L’identità dunque non è più già data sin dall’inizio in un’indistinzione originaria, ma si realizza nel processo che origina dal non-fondamento (Ungrund) o fondamento originario (Urgrund). Lo spirito stesso si realizza a partire da esso: «al di sopra dello spirito sta il non-fondamento iniziale, che non è più indifferenza (equivalenza), e tuttavia non è identità di entrambi i principi, ma l’unità universale (Allgemeine) uguale per tutto senza essere compresa da nulla […], in una parola l’amore, che è tutto in tutto»44. Questo può essere considerato il punto finale dell’argomentazione schellinghiana: la conclusione della logica rigorosa che dispiega la cosmogonia e la genealogia dell’Assoluto. Le pagine che seguono appaiono come una integrazione e spiegazione del sistema, volte a rafforzare la sua concretezza e rispondere preventivamente ad eventuali attacchi. Ma proprio in questi ultimi passaggi si delinea il ruolo dell’uomo in Dio-Stato. Leggiamo: « […] solo Dio come spirito è l’assoluta identità dei due principi, ma soltanto perché e nella misura in cui entrambi sono sottomessi alla sua personalità»45; « Solo l’uomo è in Dio e, appunto per questo essere-in-Dio, capace di libertà. Solo l’uomo è un essere centrale e deve perciò anche rimanere nel centro»46; «In effetti, per quanto anche noi collochiamo in alto la ragione, non crediamo tuttavia per esempio che qualcuno sia virtuoso, o eroe, o comunque un grand’uomo grazie alla ragione […]. Solo nella personalità c’è vita; e ogni personalità riposa su un fondamento oscuro, che deve quindi essere anche fondamento della conoscenza. Ma solo l’intelletto è ciò che tira fuori e innalza all’atto ciò che è nascosto e contenuto solo potenzialmente in questo fondamento. Questo può accadere solo attraverso la separazione, dunque attraverso la scienza e la dialettica […]»47.

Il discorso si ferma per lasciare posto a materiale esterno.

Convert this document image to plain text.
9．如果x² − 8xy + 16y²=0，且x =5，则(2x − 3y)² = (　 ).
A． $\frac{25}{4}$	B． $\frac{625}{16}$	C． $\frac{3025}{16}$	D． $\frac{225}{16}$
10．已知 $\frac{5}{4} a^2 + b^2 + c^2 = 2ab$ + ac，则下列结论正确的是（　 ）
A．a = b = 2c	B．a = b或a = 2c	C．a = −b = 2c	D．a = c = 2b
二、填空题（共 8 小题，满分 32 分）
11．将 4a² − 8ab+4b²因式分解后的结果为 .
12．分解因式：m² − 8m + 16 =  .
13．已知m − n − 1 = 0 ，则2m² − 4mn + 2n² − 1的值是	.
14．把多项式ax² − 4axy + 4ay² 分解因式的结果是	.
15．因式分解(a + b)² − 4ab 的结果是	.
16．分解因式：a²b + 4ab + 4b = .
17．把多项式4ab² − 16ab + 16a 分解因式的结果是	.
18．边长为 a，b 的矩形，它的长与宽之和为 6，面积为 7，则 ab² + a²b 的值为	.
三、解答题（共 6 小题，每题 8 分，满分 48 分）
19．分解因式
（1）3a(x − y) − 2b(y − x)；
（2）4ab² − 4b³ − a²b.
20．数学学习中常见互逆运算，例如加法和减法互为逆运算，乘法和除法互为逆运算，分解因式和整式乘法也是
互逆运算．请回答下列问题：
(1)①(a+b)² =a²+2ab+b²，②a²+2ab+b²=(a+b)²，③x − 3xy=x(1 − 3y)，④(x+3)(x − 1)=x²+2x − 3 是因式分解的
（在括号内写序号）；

Quando si toglie alla filosofia il principio dialettico, cioè l’intelletto che separa, ma appunto perciò ordina e configura organicamente, insieme con l’archetipo verso cui esso si volge […] allora non le rimane altro che cercare di orientarsi storicamente e prendere per fonte e per norma la tradizione, alla quale si è già rinviato in precedenza con un risultato uguale. Allora è tempo di cercare anche per la filosofia una norma e un fondamento storici […]. Tuttavia riteniamo che la verità sia molto più vicina a noi […] dobbiamo cercare la soluzione innanzitutto in noi stessi e sul nostro proprio terreno. […] Il tempo della semplice fede storica si conclude quando è data la possibilità di una conoscenza immediata. Noi abbiamo una rivelazione più antica di quella scritta, la natura.48

Infine Schelling sembra pervenire ad una sorta di mistica della personalità che appare affine all’interpretazione che Boutroux dà della filosofia di Böhme: una «filosofia della personalità, considerata in se stessa e in relazione alla natura»49. La personalità, dal lato di Dio actu, coincide in toto con l’intelletto; dal punto di vista umano, invece, è immersa nel fondo tenebroso originario. L’uomo deve dunque illuminare tramite l’intelletto divino la personalità nel Fondamento ed elevarla allo spirito. La natura in Schelling assume dunque il ruolo che in Hegel ha la storia; con l’inevitabile inversione del primato gnoseologico dell’immediato sul mediato. La definizione di Stato come seconda natura trova qui il suo compimento.50 Perché ciò avvenga, i simboli della natura devono essere illuminati dall’intelletto, di cui la logica dialettica è emanazione; essi potranno così costituire la guida che conduce l’uomo all’armonia in Dio, ovvero alla libertà nel suo senso più concreto: la libertà necessitata.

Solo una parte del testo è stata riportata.